Planned vs. Actual Percent Complete
This trend compares your project’s baseline planned progress (what was supposed to be completed) against actual progress achieved across schedule updates. It shows where your team is ahead, on track, or lagging behind relative to the original plan.

Schedule Quality
This trend tracks how the quality of your project schedule evolves across updates. It reflects adherence to best practices, such as minimizing high float activities, reducing constraints, and maintaining a balanced critical path.

Project Health Index
The Project Health Index™ provides a single, high-level score that reflects the overall performance of a project. This trend shows how Project Health has been reflected over each update.

Schedule Changes
This trend visualizes the frequency and types of schedule changes, such as activity additions, logic modifications, or duration adjustments, over the course of a project.

Schedule Delay
This trend visualizes how critical path delays & gains, planned change efforts, and overall end date variances evolve across schedule updates. It helps project managers assess whether delays are accumulating, if recovery strategies are effective, and whether the project is on track to meet its original completion date.

End Date Variance
This trend tracks how the difference between the planned project completion date and the current projected completion date changes across schedule updates.

Schedule Compression Over Time
This trend tracks the amount of effort required to complete the remaining work on a project compared to the same amount of final work remaining in the baseline schedule.

Monthly Activity Start and Finish Distribution
Shows the number of activities starting and finishing in each month across the project timeline.
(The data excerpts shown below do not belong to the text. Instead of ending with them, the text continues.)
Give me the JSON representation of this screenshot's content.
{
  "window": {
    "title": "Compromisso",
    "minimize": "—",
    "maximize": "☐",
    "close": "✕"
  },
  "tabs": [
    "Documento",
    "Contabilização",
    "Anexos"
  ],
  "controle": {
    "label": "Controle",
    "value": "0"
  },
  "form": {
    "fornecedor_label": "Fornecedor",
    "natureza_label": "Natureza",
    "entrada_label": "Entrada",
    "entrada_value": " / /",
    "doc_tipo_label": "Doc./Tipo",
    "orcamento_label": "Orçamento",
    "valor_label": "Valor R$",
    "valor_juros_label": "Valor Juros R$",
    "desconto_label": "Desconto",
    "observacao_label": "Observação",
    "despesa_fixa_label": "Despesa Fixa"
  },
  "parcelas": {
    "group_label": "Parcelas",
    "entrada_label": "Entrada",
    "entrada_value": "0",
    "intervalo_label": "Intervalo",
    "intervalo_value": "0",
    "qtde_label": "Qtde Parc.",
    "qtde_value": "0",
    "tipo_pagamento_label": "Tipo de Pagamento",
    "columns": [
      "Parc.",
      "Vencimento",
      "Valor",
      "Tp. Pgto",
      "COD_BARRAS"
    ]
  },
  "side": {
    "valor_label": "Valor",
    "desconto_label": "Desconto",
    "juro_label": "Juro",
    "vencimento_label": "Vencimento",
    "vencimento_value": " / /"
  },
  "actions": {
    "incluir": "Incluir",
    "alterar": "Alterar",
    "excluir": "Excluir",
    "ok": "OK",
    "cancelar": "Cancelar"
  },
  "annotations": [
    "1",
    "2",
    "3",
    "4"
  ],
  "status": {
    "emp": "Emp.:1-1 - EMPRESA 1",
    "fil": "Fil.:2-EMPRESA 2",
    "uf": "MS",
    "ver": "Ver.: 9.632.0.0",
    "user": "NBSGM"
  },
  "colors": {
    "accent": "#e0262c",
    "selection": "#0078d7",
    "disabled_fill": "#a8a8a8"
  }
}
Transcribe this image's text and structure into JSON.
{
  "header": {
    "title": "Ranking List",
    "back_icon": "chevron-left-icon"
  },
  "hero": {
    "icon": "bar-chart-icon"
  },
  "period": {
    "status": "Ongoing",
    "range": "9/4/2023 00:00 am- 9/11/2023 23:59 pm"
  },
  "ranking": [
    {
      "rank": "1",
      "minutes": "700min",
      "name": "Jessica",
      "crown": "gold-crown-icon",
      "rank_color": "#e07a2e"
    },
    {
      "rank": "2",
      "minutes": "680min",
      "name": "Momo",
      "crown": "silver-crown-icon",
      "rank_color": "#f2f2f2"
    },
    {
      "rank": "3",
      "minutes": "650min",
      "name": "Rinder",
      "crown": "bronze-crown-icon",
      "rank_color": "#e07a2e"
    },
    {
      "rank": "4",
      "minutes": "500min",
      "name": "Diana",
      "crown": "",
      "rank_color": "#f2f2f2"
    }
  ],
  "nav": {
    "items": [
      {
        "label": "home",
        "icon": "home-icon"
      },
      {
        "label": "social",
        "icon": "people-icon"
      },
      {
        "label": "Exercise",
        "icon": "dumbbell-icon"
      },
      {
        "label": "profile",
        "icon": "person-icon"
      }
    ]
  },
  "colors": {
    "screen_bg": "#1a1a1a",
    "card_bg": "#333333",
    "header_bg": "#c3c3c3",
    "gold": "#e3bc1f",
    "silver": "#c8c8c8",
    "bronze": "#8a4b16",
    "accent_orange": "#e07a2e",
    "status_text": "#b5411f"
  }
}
This trend helps project managers understand work pacing, seasonal workload, and whether activities are concentrated or spread out over time.

SPI Over Time
Tracks the Schedule Performance Index (SPI), a measure of schedule efficiency, across updates. An SPI of 1.0 means the project is on schedule; below 1.0 indicates delays, while above 1.0 shows progress is ahead of plan.

Activity Hit Rate
Displays the percentage of activities that started or finished on time compared to their planned dates. It helps assess team reliability and the accuracy of schedule predictions over time.

Window Start Accuracy
Measures how closely activities start within their scheduled “window” over successive updates. Higher accuracy indicates the team is consistently initiating work as planned, while lower accuracy flags early or late starts.

Window Finish Accuracy
Tracks how closely activities finish within their scheduled “window” over time. Maintaining high accuracy ensures completion dates align with the planned schedule and reduces risk to the project end date.

Missing Logic
This trend shows how many activities lack proper dependencies. Because missing logic is a major risk for schedule accuracy, this chart helps you monitor it over time and aim to minimize it for better schedule integrity.

Average Activity Total Float
This trend tracks how the average total float (slack) across all activities changes over successive schedule updates.

High Total Float Percentage
This trend measures what percentage of activities in your schedule carry high float over successive updates. A rising or high value may point to overly loose logic or weak schedule structure, while a declining trend suggests your schedule is tightening constraints and getting more responsive.

Critical Path Percentage
This trend shows how the percentage of activities on the critical path changes across schedule updates. It helps you understand whether your schedule is becoming more constrained (lots of critical tasks) or more flexible (fewer critical tasks).